As we recite the Pirket Avot I imagine myself looking up from the feet of the ancient sages, the feet of Jesus Himself, hearing Him ask me, “Are you surrounded by My living hedge?” There was a time when I would have received this as a passive question invoking a positive but sentimental answer, inflated by a lack of experience or naivete. Fortunately that naivete broke and opened me to the deeper meaning. Now, I hear this question actively asking me if I am awake in continuous prayer to timeless truth, am I awake in service to timeless truth, am I awake in the study of timeless truth that has been painstakingly written down and lived for me? My answer is yes but, of course, I can do better. May I strive to be more like the ant who carries six times its own weight back to the communal nest.

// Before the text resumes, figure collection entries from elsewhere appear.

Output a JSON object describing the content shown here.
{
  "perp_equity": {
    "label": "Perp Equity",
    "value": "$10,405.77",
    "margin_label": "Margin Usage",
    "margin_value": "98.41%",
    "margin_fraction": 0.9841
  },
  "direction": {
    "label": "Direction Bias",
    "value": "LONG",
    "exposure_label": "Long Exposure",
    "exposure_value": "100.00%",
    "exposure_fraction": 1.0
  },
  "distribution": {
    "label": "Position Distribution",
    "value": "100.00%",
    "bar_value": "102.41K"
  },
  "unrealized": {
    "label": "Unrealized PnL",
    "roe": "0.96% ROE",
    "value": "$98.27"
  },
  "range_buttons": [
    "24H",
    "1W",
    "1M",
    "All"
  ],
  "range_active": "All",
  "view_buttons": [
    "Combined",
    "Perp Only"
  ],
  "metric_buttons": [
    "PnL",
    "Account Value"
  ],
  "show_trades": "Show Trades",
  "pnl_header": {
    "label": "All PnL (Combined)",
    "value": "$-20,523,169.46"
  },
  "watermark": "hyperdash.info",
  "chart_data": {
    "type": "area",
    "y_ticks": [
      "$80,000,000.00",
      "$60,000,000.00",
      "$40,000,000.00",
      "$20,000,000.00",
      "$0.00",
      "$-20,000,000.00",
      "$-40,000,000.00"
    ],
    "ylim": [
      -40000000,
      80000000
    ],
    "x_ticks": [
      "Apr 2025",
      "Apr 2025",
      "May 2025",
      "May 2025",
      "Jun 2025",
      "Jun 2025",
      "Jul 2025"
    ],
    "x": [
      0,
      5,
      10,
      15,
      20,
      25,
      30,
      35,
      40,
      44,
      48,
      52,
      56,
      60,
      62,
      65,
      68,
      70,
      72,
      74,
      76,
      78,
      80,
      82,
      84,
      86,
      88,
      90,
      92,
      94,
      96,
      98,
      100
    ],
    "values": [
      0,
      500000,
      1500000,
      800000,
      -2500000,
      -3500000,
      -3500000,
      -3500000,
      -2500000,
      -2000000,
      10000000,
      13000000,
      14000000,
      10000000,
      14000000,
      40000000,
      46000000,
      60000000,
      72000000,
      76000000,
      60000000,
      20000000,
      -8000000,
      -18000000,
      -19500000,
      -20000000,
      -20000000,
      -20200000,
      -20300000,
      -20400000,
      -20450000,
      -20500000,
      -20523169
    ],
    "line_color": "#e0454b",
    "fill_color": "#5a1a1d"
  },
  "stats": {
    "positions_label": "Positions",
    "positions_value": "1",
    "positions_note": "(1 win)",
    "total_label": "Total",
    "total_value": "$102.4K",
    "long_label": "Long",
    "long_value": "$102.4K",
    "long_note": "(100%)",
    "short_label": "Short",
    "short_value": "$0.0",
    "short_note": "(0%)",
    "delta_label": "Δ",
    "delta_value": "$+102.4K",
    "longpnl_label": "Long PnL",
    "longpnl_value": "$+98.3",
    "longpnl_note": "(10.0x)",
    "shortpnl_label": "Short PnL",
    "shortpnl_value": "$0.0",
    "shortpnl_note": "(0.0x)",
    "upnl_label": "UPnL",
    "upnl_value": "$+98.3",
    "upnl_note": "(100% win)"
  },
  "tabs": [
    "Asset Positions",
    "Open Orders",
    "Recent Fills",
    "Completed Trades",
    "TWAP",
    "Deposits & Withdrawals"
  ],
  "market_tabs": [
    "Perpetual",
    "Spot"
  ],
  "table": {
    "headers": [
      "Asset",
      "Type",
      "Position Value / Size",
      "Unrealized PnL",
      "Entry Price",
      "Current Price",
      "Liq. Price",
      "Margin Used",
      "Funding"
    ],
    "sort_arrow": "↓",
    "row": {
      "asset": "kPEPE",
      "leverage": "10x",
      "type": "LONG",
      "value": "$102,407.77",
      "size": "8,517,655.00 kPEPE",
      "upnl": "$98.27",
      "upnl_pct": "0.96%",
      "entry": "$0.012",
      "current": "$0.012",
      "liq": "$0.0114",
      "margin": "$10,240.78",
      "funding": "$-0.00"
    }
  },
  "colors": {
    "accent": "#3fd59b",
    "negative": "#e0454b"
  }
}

This question can inspire great pride, great shame, rebellious and sometimes dangerous resistance, or deep humility. It reveals where we are in our readiness for the truth of our life and for our return home from wherever our reveries have broken us open or continue to break us open. It probes the heart where the cracks live, where our innocence is lost and our suffering and mortality is found, where idealism and sentimentality give way to realism, where words without experience have no power, where compassion and the hope of eternality beam light into the heart. This is precisely where the birth canal to the soul opens and requires constant compassionate midwifing to birth our souls slowly into the world and plant. When one is truly seated in humility with one’s regrets, remorse, and atoning heart, the words of the sages are a living hedge around the soul, gentle revelatory lights on the path that keep us moving forward into Mystery, into life, into love, into justice.